第24話 キャプテンこわい Part2
「はあああ~、あっまい。幸せ~」
トリプルショコラバナナホイップカラメルクレープという呪文染みたクレープを頬張る神崎さんは、言葉通り本当に幸せそうだ。
今は学校で見せるツンとした表情が消えて、早朝に見せた少女のような表情になっている。
ちょっとだけ、僕はまたそのギャップに見とれてしまった。
「高見は本当にそんなちっちゃいので良かったの?」
「え? ああ、うん。夕飯入らなくなりそうだし」
僕は小ぶりのバターシュガークレープをかじりながら答えた。
義母さんが今日は腕によりをかけて夕飯を用意すると言っていたし、それを無碍にするわけにはいかないだろう。
「ん、高見。口にクレープの切れ端ついてっぞ」
「え、どこ?」
僕が自分の口元を探るより早く、神崎さんの指が僕の唇に伸びた。
神崎さんの指先が唇に触れたと思ったらクレープをつまみ、そのまま僕が止める間もなく。
「ん、バターシュガーもおいしいな」
ぱくりと神崎さんがその切れ端を食べてしまった。
な、な、な。
僕は声こそあげなかったけれど、胸の中から心臓が飛び出そうになったのを感じた。
だけど神崎さんはなぜかにやにやとしている。
何となく動揺を悟られたくなくて、僕は話を切り替えようと店の中を見回しながら言った。
「そ、そういえば神崎さんに相談しようと思ってたことなんだけどさ」
店内には所狭しと小さなテーブルが置かれているが、その席はすべて埋まり、わいわいがやがやと騒がしいことこのうえない。

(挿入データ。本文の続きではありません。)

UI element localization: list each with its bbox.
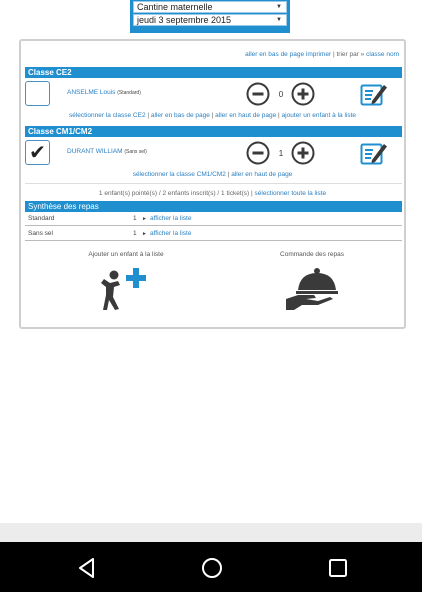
edit-icon[interactable] (360, 81, 388, 107)
divider (25, 183, 402, 184)
minus-circle-icon[interactable] (246, 141, 270, 165)
canteen-select[interactable] (133, 1, 287, 13)
meal-count: 1 (278, 149, 284, 158)
select-all-link[interactable]: sélectionner toute la liste (254, 190, 327, 197)
arrow-right-icon: ► (142, 216, 147, 222)
date-select[interactable] (133, 14, 287, 26)
edit-icon[interactable] (360, 140, 388, 166)
add-child-action[interactable] (51, 251, 201, 316)
summary-meal: Sans sel (28, 230, 53, 237)
child-entry-durant (67, 148, 147, 155)
separator: | (211, 112, 214, 119)
totals-text: 1 enfant(s) pointé(s) / 2 enfants inscrit(s) / 1 ticket(s) | (98, 190, 253, 197)
add-child-icon (98, 265, 154, 311)
android-nav-bar (0, 542, 422, 592)
separator: | (332, 51, 335, 58)
summary-count: 1 (133, 230, 137, 237)
child-name-link[interactable]: ANSELME Louis (67, 89, 116, 96)
show-list-link[interactable]: afficher la liste (150, 230, 192, 237)
add-child-label: Ajouter un enfant à la liste (88, 251, 164, 258)
child-entry-anselme (67, 89, 141, 96)
separator: | (147, 112, 150, 119)
system-bar (0, 523, 422, 542)
summary-header: Synthèse des repas (25, 201, 402, 212)
child-name-link[interactable]: DURANT WILLIAM (67, 148, 123, 155)
canteen-select-value: Cantine maternelle (137, 2, 213, 12)
goto-top-link[interactable]: aller en haut de page (215, 112, 277, 119)
summary-row (25, 227, 402, 241)
meal-type-label: (Sans sel) (124, 149, 147, 155)
minus-circle-icon[interactable] (246, 82, 270, 106)
summary-count: 1 (133, 215, 137, 222)
plus-circle-icon[interactable] (291, 82, 315, 106)
selector-panel (130, 0, 290, 33)
sort-option-link[interactable]: classe nom (366, 51, 399, 58)
select-class-link[interactable]: sélectionner la classe CE2 (68, 112, 146, 119)
date-select-value: jeudi 3 septembre 2015 (137, 15, 232, 25)
meal-count: 0 (278, 90, 284, 99)
back-icon[interactable] (73, 554, 101, 582)
recents-icon[interactable] (324, 554, 352, 582)
select-arrow-icon: ▼ (276, 4, 282, 10)
plus-circle-icon[interactable] (291, 141, 315, 165)
show-list-link[interactable]: afficher la liste (150, 215, 192, 222)
arrow-right-icon: ► (142, 231, 147, 237)
select-arrow-icon: ▼ (276, 17, 282, 23)
goto-top-link[interactable]: aller en haut de page (231, 171, 293, 178)
attendance-panel (19, 39, 406, 329)
top-links (245, 51, 399, 58)
child-checkbox-durant[interactable]: ✔ (25, 140, 50, 165)
class-header-cm1-cm2: Classe CM1/CM2 (25, 126, 402, 137)
serving-dish-icon (284, 265, 340, 311)
order-meals-label: Commande des repas (280, 251, 344, 258)
add-child-link[interactable]: ajouter un enfant à la liste (281, 112, 357, 119)
print-link[interactable]: imprimer (305, 51, 332, 58)
child-checkbox-anselme[interactable] (25, 81, 50, 106)
class-header-ce2: Classe CE2 (25, 67, 402, 78)
order-meals-action[interactable] (237, 251, 387, 316)
totals-line (21, 190, 404, 197)
class-links-ce2 (21, 112, 404, 119)
goto-bottom-link[interactable]: aller en bas de page (150, 112, 210, 119)
separator: | (278, 112, 280, 119)
goto-bottom-link[interactable]: aller en bas de page (245, 51, 305, 58)
summary-row (25, 212, 402, 226)
class-links-cm1-cm2 (21, 171, 404, 178)
meal-type-label: (Standard) (117, 90, 141, 96)
summary-meal: Standard (28, 215, 55, 222)
home-icon[interactable] (198, 554, 226, 582)
separator: | (227, 171, 230, 178)
select-class-link[interactable]: sélectionner la classe CM1/CM2 (132, 171, 226, 178)
sort-label: trier par » (336, 51, 365, 58)
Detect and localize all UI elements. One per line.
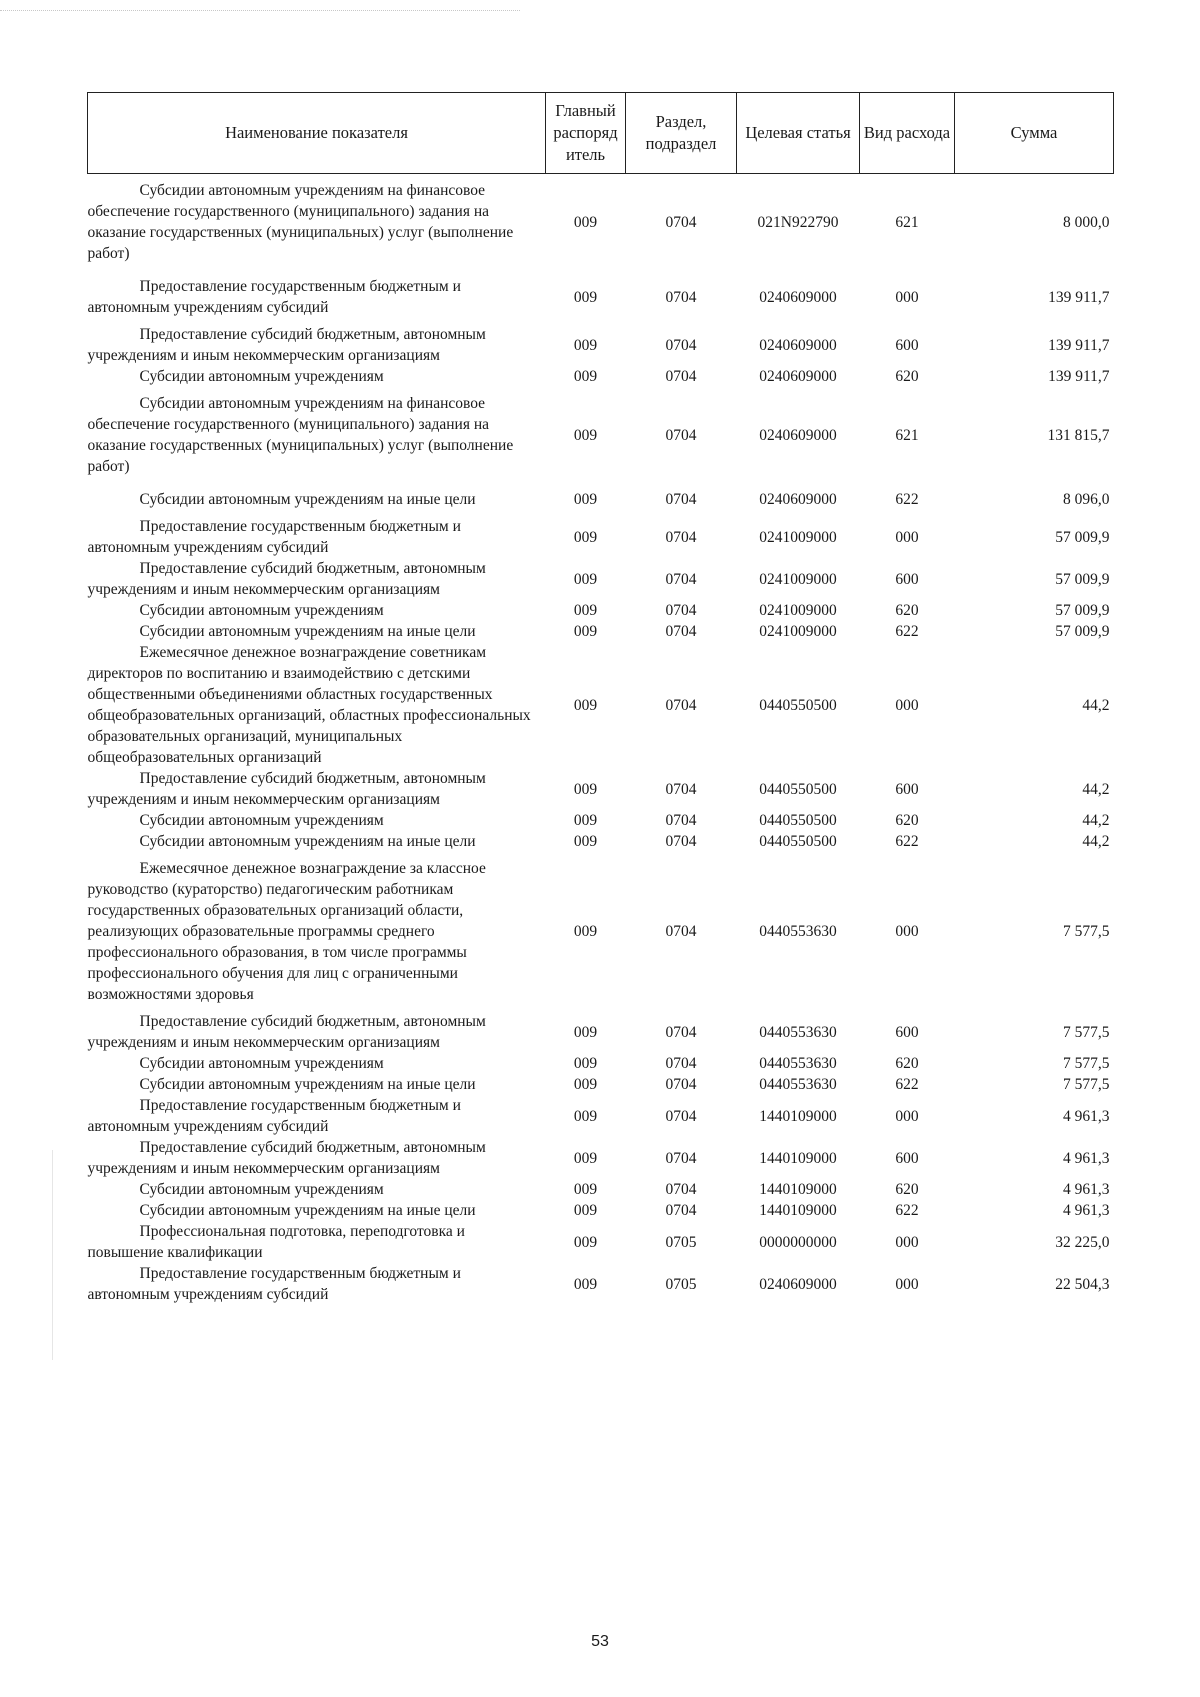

「ああ、ごめんな。いつもは結構空いてるから大丈夫だと思ったんだけど」
神崎さんがさすがにすまなそうに形のいい眉を下げる。
いや、これは仕方がない。僕は壁に貼られたポスターを見上げた。
「本日限定、三周年記念日につき半額キャンペーン」
これは神崎さんも予想していなかっただろう。運が悪かっただけだ。
そこまで考えて、僕は内心で「はて?」と首をかしげた。
なんか天運とか言う割りに、運が悪いと感じることがちょくちょくある。
まあ、そんなもんか。半額で得をしたのは確かだし。
「クレープ食べたら場所を移そうぜ。それでいいか?」
「うん、神崎さんが付き合ってくれるなら」
僕達は頷き合い、残りのクレープを口に運んだ。
そしてまだ長蛇の列をなしているクレープの店を出た途端だった。
「ちょおっと待ったぁ」
周囲にイケメンなボイスが響き渡り、クレープ屋に並んでいた女性たちが小さく叫び声をあげる。
そこにいたのは爽やかに汗をかいた水も滴るいいイケメン、いや池田君だった。
「池田君?部活は?」
僕が驚いて半分叫ぶようにして聞くと、イケメンは白い歯を見せて答えた。
「終わった」
「はあ、早くね?」
神崎さんが苛々とした声で聞き返す。しかし池田君はめげない。
「はっはっは、聞いてくれよ。
今日、コーチが体調不良とかで自主練になったんだ。
ノルマさえ果たせば終わりにしていいと。
そこで走り込み5キロ、腹筋100回、その他諸々…」
池田君がキラリを通り越してギラギラする笑顔で言った。
「終わらせてやったぜ」
…通りでやたら肩で息をしてるし、尋常じゃない汗もかいてると思った。
しかしそんな池田君の前に神崎さんが仁王立ちになり、冷ややかに告げる。
「フン、ご苦労なことだ。だが残念だったな。今クレープは食べ終わった」
「な…」
池田君が目を見開き、その場に膝をつきそうになる。
その光景を見て、池田君に見とれていた女性たちがざわついた。
いやいや、これ以上目立ちたくないって。僕は慌てて言った。
「あ、あの、クレープは食べ終わったんだけど、店内が騒がしくて相談ができなかったから場所を移そうと思ってたんだ」
池田君の目にきらりと光がともる。
「できるだけたくさんの意見を聞きたいし、池田君も付き合ってくれるかな?」
おずおずと僕が言い切る前に、池田君が音速を超えそうな勢いで親指を立てた。